Why would you not use optim in this case? I think it will be much faster.

Answer 2

I think you should add a penalty for any deviation from one. Add to your minimizing problem the term +(sum(weights) - 1)^2 * 1e10. You should see that this huge penalty will force the weights to sum to 1!

Answer 3

Try:

w <- w / sum(w)

and if DEoptim gives you an optimal solution w* such that sum(w*) != 1 then w*/sum(w*) should be your optimal solution.

Another approach is to solve over all your variables but one. We know the value of the last variable must be 1 - sum(w) so in the body of the function, have:

w <- c(w, 1-sum(w))

and do the same to the optimal solution returned by DEoptim: w* <- c(w*, 1-sum(w*))

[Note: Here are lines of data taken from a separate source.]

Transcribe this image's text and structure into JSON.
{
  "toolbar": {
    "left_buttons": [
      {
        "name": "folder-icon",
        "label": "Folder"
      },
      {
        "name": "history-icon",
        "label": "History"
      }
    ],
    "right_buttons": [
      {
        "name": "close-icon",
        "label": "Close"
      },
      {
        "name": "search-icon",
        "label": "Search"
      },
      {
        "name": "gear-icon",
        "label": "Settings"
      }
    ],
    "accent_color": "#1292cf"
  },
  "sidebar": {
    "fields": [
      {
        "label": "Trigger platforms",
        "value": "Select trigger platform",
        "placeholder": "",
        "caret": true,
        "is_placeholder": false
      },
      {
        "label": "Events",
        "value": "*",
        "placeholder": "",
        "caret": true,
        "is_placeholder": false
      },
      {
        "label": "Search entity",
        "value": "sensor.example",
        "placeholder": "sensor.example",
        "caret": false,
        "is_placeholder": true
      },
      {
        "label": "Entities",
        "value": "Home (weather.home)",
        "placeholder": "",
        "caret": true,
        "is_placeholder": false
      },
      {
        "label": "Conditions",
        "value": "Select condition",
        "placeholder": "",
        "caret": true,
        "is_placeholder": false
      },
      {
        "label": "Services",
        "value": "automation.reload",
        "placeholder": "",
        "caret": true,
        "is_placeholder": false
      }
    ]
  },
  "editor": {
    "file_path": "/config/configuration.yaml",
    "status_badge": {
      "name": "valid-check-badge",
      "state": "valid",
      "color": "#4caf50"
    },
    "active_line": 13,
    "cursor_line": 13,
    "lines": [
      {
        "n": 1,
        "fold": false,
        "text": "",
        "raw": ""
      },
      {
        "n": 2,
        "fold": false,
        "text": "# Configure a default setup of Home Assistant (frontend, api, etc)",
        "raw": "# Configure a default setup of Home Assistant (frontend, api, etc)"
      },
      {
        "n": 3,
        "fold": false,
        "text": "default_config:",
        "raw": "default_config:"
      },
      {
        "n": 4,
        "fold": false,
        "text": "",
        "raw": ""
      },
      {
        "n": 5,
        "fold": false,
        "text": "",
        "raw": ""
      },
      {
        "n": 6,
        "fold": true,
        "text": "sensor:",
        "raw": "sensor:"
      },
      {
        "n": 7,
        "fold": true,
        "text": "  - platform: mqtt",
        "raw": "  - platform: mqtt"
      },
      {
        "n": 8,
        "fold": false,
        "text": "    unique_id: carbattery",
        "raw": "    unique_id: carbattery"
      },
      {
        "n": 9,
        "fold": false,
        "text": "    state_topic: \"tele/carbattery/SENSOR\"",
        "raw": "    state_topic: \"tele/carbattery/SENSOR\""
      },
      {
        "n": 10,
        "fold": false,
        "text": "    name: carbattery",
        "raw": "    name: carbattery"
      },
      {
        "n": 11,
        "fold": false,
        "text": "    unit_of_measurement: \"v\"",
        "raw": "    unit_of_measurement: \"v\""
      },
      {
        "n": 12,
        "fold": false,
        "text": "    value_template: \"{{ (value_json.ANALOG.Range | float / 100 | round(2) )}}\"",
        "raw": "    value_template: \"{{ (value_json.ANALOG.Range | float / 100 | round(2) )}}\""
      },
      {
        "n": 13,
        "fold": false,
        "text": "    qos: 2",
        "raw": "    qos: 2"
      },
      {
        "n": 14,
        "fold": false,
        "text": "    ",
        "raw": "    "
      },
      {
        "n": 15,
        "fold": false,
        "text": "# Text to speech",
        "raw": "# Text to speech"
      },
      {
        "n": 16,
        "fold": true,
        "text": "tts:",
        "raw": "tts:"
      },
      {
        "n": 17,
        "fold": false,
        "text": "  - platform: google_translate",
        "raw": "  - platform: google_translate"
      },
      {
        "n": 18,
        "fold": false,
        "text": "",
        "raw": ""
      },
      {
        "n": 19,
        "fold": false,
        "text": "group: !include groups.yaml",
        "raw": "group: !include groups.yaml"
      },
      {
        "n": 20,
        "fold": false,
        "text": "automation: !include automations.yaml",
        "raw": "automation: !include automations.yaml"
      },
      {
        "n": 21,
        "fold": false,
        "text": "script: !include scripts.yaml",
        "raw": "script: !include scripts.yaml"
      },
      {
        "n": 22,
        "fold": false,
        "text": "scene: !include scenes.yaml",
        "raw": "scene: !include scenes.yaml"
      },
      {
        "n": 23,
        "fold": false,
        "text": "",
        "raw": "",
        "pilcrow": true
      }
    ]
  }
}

Both solutions require that you re-formulate your problem into an unconstrained (not counting for variable bounds) optimization so DEoptim can be used; which forces you to do a little extra work outside of DEoptim to recover the solution to the original problem.

In reply to your comment, if you want DEoptim to give you the correct answer right away (i.e. without the need for a post-transformation), you could also try to include a penalty cost to your objective function: for example add B * abs(sum(w)-1) where B is some arbitrary large number so sum(w) will be forced to 1.